There is quite a philosophic difference in how many clinicians manage spontaneous versus traumatic pneumothorax. Spontaneous usually gets nothing or a simple aspiration whereas traumatic often are managed with chest tubes. I have been teaching ATLS (EMST) for years and the current 9th edition still advocates a massive chest tube. Why such discord?

To be honest, the following paper is rather bad but at least addresses this important issue. So please ignore the small sample size, absolutely crazy power calculation (that must have been done in retrospect), lack of blinding and confounding factors.

40 adult patients with traumatic pneumothorax were randomized to either a pigtail catheter or a 28 French chest tube. They excluded anyone with haemothorax and those who needed emergent tubes.

The primary outcome was looking at pain on a numerical rating scale (NRS) at the insertion site of either the chest tube or pigtail. Secondary outcomes included success rate and complications.

The results confirmed the obvious. Pigtails hurt a lot less. Yes, a lot less. This was statistically significant even with such a small sample size. The duration of tube insertion and success rate were all similar. Safety can never be adequately addressed with the size of this study but one would imagine it should be fine.
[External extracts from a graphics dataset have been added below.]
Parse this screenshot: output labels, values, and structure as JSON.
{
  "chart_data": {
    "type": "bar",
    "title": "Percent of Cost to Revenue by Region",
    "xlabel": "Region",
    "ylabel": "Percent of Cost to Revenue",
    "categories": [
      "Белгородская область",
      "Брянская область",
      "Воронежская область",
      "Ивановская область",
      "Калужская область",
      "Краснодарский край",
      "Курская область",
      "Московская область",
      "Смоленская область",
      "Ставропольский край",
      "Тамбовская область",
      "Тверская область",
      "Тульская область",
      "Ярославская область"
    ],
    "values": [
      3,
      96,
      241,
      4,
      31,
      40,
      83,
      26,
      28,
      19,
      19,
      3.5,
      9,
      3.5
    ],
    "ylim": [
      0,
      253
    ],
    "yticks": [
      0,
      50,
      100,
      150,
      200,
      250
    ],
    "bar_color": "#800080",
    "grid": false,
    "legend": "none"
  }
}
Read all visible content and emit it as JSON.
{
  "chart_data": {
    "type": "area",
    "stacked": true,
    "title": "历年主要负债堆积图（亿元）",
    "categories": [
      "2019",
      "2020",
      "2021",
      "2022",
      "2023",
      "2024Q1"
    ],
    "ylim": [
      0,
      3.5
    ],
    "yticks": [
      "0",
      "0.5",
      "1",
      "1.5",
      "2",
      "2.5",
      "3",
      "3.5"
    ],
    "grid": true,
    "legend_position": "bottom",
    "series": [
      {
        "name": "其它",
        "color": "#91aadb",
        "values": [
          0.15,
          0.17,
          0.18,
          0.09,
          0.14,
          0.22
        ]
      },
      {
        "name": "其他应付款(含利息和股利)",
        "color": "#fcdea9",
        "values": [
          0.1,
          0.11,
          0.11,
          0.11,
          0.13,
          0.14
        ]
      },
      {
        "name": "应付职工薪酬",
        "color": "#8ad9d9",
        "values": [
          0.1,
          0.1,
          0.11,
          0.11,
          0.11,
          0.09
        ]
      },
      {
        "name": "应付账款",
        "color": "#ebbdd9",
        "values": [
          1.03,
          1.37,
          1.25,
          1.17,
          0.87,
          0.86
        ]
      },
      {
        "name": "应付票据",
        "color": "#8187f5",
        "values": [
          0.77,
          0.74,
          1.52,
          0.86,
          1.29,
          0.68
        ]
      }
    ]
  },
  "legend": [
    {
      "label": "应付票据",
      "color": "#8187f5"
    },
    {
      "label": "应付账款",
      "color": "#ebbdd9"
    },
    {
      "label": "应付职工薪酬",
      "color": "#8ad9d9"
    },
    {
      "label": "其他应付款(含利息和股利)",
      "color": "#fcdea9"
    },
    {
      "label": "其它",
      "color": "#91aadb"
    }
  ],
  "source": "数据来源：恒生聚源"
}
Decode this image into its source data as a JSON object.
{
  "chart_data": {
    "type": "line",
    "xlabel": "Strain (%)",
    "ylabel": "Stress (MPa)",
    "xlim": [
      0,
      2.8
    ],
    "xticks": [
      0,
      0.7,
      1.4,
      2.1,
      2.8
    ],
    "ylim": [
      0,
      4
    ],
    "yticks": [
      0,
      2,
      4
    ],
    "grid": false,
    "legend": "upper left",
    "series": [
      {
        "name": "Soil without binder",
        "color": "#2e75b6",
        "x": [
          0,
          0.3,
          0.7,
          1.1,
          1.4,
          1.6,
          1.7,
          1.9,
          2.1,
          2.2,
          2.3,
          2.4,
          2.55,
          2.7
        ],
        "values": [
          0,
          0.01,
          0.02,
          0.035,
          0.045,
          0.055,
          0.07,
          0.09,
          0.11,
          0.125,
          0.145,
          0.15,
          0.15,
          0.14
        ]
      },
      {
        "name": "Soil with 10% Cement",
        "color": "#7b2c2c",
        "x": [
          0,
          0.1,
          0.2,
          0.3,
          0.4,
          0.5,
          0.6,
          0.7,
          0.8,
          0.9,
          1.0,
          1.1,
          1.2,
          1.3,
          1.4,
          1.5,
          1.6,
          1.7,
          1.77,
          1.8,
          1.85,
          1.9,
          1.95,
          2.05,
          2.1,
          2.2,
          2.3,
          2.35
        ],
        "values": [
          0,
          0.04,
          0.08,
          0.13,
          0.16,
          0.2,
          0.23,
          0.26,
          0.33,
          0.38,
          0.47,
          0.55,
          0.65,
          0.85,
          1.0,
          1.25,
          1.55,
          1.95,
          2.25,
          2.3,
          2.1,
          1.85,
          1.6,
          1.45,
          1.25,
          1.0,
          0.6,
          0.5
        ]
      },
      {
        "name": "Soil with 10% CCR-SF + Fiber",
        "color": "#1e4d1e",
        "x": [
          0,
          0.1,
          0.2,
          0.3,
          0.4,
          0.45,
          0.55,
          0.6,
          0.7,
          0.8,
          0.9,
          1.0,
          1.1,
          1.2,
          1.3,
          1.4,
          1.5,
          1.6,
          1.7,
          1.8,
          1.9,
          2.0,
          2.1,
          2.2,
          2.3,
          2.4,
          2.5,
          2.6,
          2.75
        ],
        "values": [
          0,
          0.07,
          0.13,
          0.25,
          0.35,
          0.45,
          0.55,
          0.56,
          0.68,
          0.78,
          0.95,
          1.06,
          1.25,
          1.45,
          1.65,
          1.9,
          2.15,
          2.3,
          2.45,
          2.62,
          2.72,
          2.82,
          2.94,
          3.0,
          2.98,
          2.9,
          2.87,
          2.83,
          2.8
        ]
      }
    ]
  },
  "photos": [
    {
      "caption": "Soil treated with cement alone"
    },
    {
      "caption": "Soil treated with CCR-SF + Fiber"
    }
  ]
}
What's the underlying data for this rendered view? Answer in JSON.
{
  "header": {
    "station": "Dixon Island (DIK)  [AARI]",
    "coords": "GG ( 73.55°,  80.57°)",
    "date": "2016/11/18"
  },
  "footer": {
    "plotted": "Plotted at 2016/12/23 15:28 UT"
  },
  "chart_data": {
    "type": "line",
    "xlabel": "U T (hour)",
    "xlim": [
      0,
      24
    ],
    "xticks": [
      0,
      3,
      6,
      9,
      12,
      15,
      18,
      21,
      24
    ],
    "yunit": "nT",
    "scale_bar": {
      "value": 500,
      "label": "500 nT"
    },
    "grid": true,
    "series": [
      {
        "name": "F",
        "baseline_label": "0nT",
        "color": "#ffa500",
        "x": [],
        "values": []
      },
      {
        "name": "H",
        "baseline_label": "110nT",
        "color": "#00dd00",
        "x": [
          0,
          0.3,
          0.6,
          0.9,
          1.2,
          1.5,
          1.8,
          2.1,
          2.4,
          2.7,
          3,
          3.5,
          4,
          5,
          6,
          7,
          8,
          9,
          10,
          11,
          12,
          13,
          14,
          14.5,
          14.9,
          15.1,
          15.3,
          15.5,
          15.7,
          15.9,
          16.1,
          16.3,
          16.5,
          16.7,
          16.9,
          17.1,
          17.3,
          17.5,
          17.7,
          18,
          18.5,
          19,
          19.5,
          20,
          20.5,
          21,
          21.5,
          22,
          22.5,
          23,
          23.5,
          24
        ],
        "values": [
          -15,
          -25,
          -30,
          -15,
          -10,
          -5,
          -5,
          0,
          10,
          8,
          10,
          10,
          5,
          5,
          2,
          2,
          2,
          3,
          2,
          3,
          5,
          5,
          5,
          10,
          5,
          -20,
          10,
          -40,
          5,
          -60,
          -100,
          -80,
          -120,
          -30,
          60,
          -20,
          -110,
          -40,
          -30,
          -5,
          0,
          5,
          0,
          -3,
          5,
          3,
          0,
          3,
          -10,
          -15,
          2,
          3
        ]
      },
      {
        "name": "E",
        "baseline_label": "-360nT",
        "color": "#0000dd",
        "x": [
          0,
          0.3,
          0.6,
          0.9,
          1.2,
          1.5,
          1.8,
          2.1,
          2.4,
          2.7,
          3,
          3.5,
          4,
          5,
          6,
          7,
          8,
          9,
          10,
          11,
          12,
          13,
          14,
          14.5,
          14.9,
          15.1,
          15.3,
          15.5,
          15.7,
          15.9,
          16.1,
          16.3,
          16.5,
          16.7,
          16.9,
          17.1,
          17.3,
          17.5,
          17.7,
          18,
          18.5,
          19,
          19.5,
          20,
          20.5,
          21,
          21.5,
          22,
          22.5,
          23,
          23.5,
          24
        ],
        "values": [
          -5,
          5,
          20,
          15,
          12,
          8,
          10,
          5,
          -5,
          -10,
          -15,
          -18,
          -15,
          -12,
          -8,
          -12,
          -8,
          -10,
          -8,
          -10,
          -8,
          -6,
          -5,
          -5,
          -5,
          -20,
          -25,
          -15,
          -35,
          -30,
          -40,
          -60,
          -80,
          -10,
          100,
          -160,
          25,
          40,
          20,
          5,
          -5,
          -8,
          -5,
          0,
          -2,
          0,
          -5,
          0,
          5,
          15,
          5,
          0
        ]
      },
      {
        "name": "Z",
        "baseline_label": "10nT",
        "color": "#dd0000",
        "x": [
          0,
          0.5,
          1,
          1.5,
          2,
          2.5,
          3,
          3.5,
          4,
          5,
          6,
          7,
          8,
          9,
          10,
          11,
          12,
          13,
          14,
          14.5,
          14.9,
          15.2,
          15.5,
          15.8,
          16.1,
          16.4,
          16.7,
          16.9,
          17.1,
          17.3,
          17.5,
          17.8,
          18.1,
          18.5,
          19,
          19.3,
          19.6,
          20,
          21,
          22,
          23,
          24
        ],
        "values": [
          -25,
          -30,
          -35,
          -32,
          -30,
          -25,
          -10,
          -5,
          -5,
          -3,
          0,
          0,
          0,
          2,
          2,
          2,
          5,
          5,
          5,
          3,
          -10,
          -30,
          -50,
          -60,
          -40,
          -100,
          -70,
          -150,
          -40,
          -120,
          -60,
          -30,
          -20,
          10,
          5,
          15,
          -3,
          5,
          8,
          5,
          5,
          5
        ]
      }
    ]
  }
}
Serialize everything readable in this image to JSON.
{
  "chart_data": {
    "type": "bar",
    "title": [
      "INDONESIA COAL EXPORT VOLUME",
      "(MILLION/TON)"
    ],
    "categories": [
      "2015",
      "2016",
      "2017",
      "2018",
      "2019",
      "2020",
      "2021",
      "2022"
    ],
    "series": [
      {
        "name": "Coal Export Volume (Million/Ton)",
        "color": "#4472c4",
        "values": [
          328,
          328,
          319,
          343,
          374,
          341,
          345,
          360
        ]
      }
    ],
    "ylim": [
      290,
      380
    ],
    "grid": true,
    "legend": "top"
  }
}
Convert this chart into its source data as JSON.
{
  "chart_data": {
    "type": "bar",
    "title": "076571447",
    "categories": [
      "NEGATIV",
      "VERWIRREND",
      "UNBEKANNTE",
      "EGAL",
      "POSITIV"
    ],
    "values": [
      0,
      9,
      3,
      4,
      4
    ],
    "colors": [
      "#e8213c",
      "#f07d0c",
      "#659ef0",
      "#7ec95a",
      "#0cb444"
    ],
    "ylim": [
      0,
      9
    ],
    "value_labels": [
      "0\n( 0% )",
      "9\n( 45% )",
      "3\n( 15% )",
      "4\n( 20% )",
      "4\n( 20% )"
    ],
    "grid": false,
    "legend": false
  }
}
Will this change what we do? The quality of this evidence shouldn't change anything. But it has caused me to look at recent studies (that I must have overlooked) advocating a smaller solution to uncomplicated traumatic pneumothorax. It may not sound kosher, but I’m going the pigtail from now on.


Covering:

Kulvatunyuou N, Erickson L, Vijayasekaran, A, et al. Randomized clinical trial of pigtail catheter versus chest tube in injured patients with uncomplicated traumatic pneumothorax. Br J Surg 2014;101:17-22.